Слушая похвальбу Мыржыка, она как-то сказала:
— Господин мой, отважному степняку следует гордиться своим племенем, а не племенем жены. Рука близкого надежнее руки дальнего. Дружба-то ваша с хакимом Кунграда не прочнее яичной скорлупы.
То, что жена, всегда молчавшая, вдруг открыла рот перед мужем, удивило Мыржыка, но не очень — степнячки, они языкастые, — очень удивило то, что она произнесла, открыв свой безмолвный обычно рот.
— Смысл мужской дружбы недоступен женщине, — сказал он строго и тем хотел сомкнуть уста Кумар.
Но не так-то легко оказалось это сделать. Не умолкла Кумар.
— Переступив порог этого дома, научилась я понимать смысл произносимого. Семья зовется именем одного человека. Имя наше — имя отца твоего, как и имя твоих братьев…
— Ну договаривай, если уж начала, — стал сердиться Мыржык.
— Господин мой, все сказано.
— Не все! Ты не назвала Айдоса. Тянешь нас обратно под его тень. Хитра, шельма!

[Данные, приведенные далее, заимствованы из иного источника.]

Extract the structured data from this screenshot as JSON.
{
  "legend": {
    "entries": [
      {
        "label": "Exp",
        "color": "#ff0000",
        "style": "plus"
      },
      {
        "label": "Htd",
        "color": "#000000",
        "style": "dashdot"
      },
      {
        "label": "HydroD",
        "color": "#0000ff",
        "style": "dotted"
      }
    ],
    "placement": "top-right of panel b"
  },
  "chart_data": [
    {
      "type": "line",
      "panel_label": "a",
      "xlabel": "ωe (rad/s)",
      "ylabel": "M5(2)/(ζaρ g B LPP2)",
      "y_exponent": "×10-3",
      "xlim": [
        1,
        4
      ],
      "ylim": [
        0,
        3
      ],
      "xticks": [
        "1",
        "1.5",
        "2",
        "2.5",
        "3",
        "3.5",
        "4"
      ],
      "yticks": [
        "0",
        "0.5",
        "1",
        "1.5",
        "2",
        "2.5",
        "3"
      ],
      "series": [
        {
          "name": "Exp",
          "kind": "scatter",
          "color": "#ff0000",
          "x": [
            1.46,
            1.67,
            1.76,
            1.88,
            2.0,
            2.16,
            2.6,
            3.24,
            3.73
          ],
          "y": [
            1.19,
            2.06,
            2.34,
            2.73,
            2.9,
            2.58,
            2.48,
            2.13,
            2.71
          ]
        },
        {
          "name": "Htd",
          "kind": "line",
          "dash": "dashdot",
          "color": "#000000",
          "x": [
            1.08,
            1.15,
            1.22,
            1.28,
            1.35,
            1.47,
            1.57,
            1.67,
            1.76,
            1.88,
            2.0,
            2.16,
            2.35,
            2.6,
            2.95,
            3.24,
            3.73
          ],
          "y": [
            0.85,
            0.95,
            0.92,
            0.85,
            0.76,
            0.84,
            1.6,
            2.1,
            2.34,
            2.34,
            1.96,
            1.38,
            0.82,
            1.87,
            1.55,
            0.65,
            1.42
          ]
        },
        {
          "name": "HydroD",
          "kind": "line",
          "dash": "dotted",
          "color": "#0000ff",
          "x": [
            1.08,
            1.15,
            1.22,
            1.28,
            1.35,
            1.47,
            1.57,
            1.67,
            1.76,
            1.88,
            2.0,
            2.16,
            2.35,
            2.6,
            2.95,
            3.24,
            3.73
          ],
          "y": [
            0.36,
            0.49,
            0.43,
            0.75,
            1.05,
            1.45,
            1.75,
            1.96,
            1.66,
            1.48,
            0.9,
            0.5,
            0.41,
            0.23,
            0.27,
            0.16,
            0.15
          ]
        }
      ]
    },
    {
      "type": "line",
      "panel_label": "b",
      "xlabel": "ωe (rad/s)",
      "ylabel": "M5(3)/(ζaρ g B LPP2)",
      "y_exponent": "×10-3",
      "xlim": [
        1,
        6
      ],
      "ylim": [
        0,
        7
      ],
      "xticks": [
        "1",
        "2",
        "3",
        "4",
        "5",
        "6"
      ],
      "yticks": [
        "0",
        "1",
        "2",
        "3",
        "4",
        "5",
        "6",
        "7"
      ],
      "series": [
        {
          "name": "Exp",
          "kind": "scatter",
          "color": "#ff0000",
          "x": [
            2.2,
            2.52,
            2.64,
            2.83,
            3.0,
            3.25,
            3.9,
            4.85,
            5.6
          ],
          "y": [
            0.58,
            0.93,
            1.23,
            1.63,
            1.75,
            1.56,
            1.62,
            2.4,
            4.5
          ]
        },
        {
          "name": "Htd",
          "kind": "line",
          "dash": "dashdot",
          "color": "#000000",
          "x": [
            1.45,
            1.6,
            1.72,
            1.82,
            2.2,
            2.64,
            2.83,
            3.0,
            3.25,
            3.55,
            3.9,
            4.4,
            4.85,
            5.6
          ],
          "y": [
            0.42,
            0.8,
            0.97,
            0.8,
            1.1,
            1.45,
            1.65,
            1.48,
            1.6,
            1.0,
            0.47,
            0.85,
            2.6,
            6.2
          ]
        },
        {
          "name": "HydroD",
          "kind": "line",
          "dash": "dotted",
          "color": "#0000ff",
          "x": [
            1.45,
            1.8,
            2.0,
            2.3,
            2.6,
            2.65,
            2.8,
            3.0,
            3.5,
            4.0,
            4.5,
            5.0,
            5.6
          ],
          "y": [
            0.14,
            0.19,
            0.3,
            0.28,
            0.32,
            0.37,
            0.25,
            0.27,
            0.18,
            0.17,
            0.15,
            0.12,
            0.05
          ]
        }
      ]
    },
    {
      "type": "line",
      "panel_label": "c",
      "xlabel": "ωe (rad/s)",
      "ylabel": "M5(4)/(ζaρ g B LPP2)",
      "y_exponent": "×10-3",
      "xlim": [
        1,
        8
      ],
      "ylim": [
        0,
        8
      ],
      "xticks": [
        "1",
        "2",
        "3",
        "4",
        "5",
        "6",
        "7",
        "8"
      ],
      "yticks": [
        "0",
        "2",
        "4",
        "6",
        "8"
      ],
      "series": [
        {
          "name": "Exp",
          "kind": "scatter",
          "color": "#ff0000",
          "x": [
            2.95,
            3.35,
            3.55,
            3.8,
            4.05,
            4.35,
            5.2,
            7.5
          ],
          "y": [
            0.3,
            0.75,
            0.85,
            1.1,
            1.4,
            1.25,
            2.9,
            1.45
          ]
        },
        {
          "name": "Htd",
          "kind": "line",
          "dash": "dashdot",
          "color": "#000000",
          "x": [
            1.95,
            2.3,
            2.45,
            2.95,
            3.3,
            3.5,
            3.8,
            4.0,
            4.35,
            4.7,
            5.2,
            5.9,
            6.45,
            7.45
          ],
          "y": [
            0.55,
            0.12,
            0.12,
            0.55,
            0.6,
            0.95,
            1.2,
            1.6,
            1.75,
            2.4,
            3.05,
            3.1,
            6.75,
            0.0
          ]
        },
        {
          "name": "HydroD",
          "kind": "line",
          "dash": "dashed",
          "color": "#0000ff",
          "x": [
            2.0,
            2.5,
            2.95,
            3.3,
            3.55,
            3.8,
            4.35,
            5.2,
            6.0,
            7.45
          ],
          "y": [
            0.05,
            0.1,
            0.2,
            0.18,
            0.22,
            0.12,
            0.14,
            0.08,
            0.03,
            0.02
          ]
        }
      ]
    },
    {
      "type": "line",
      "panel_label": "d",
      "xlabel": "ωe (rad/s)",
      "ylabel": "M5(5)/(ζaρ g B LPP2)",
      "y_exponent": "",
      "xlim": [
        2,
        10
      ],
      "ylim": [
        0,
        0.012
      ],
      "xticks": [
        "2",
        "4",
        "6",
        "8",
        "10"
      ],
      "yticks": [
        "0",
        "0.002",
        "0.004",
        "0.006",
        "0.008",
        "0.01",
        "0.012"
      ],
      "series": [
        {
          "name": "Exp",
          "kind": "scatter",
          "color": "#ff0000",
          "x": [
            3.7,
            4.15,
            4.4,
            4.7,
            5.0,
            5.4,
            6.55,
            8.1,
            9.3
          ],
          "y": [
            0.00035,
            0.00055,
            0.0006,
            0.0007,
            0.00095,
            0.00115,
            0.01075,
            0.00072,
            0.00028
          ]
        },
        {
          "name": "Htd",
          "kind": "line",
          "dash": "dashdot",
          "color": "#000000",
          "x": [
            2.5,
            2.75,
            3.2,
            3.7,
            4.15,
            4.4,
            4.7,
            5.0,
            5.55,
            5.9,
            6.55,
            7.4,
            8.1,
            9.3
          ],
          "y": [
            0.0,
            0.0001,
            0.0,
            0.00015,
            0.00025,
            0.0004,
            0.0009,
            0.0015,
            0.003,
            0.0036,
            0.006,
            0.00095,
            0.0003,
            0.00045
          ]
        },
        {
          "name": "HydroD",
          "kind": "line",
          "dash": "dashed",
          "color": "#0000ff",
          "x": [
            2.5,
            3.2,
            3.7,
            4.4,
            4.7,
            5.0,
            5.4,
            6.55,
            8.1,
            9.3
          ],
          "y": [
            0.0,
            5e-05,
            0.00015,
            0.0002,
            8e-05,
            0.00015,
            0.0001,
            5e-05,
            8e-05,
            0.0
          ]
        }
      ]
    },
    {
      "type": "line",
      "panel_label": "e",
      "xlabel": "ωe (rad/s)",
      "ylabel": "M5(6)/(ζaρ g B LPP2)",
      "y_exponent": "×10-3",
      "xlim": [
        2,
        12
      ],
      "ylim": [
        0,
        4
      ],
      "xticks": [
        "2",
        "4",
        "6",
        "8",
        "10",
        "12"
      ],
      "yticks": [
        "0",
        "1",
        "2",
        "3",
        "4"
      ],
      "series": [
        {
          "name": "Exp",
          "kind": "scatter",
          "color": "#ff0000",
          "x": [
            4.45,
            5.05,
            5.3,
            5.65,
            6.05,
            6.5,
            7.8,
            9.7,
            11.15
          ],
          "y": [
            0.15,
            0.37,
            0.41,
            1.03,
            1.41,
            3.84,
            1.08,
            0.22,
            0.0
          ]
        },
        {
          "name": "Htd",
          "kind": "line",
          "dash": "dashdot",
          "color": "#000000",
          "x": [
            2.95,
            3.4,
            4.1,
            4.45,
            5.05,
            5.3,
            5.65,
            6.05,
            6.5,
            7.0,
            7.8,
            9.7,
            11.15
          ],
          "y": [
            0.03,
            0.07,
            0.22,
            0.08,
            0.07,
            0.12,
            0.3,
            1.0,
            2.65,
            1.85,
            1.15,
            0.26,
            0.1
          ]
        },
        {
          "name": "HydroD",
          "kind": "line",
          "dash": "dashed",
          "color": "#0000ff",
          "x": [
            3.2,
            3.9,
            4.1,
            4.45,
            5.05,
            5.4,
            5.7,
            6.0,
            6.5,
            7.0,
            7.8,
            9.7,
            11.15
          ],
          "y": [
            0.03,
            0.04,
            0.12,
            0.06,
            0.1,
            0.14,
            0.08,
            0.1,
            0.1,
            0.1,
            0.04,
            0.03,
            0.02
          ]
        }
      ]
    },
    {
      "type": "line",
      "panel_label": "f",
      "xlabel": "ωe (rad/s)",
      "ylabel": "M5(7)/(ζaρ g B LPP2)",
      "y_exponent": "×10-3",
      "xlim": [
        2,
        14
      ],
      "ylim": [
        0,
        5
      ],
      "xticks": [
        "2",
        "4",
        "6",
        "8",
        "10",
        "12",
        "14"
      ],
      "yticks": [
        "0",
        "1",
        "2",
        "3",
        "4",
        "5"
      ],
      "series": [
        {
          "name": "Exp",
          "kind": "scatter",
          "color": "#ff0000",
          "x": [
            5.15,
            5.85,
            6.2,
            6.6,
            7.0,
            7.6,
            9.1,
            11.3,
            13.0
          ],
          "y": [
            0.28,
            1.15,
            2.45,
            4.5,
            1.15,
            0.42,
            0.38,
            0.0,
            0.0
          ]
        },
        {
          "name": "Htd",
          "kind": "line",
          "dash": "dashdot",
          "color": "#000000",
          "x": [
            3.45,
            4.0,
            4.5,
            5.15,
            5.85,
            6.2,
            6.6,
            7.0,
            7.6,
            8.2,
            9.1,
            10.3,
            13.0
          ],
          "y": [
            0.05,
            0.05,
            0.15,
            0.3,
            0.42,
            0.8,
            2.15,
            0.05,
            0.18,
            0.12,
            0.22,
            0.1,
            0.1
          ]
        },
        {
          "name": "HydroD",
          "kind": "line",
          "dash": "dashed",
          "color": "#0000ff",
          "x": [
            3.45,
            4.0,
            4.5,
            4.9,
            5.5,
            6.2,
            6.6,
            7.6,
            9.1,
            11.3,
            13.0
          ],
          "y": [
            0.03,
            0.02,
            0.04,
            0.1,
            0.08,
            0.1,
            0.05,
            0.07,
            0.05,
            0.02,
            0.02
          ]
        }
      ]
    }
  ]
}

Слезы обиды выкатились из глаз Кумар. Искренность ее приняли за хитрость. Глуп человек, отмахивающийся от того, кто указывает правильную дорогу. Кончиком платка прикрыла бегущую слезу Кумар и тем избавила себя от насмешливых слов мужа. Она была горда.
Слова-то
— Встречай тестя, брат! Едем сам Есенгельды-бий.
— Отец! — прошептала Кумар.
— Да, отец, — усмехнулся Мыржык. — Твой отец, которого ты хочешь поменять на кайнагу.
Вспыхнула Кумар, ожег ее словом Мыржык, но не спалил.
За юртой уже приветствовали гостя. Бросился туда и Мыржык. Хозяин должен первым встретить родственника — таков закон степи и веры.
Отца Кумар ввели под руки, ввели, как вводят главу рода, как правящего бия, подыгрывая тем тщеславному чувству бывшего хакима. Он шел, стараясь высоко держать голову, а голова не держалась, тряслась, и плечи расправить не удавалось: сутулость затвердела в кости, и разогнуть кость уже нельзя было. Белая борода, жидкая и легкая как шелк, моталась на груди в такт движению. Дряхл был Есенгельды, все, казалось, погасло, все обесцветилось в нем, лишь черные глаза горели ярко и молодо и казались чужими на лице старца.
— Мир вам, — молитвенно произнес Есенгельды и степенно погладил бороду.
— И вам мир, — ответили молодые хозяева юрты, усаживая тестя на почетное место и подталкивая под локти и спину мягкие подушки.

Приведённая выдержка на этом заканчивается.